The comments for which Romney is being so relentlessly and viciously scorned by Barack Obama and his merry band of media puppets sounds to me exactly like comments Ronald Reagan would have made.
It is indeed "disgraceful" for the US government to respond to the threat of an attack against an American embassy by issuing a statement condemning "the continuing efforts by misguided individuals to hurt the religious feelings of Muslims" and denouncing hurting their feelings as an "abuse" of free speech - and then as the embassy was being overrun and our flag burned issuing another statement saying they stand by that.

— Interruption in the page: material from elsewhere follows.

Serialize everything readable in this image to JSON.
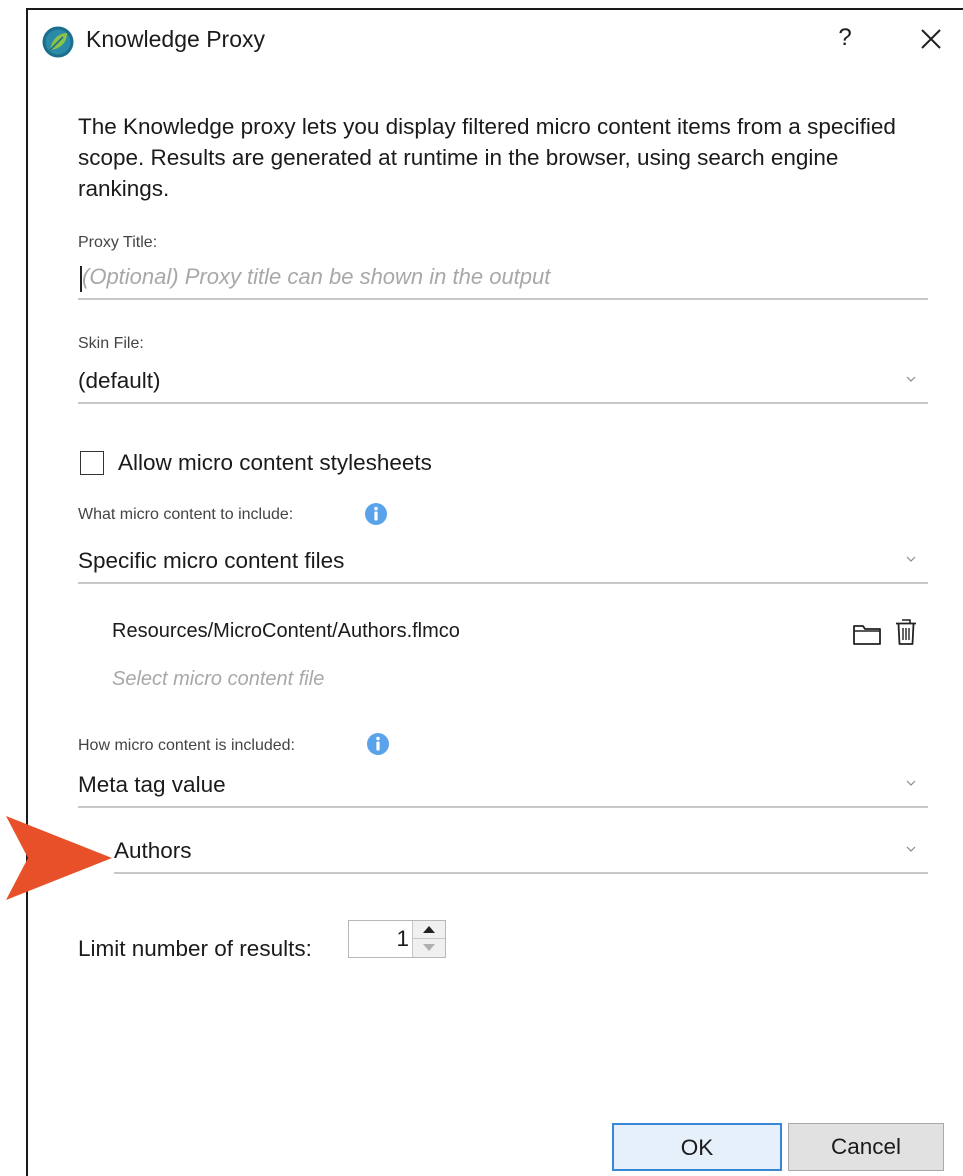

"It's disgraceful that the Obama Administration's first response was not to condemn attacks on our diplomatic missions, but to sympathize with those who waged the attacks."
Mitt Romney was simply but forcefully expressing, as Ronald Reagan so often did, what most Americans think and how they feel. And you can bet the Obama campaign realized this and found it frightening.
They said that they were "shocked" that Romney "would choose to launch a political attack" -- the usual and expected sort of political statement gibberish -- but isn't it revealing what they did? The Obama White House asked its media allies to report that the statement that Romney took such exception to "doesn't reflect the views of the U.S. government."
What? Isn't a U.S. Embassy an important part of the U.S. government, and all the more so when that embassy happens to be located in a country of great consequence to U.S. national interests? Isn't the U.S. Ambassador who leads that embassy - as anyone who is or ever has been one loves to remind people - the personal representative of the President of the United States? Wasn't the Obama Administration claiming that the U.S. government does not reflect the views of the U.S. government?
No matter. The media fell in line and trumpeted the charade.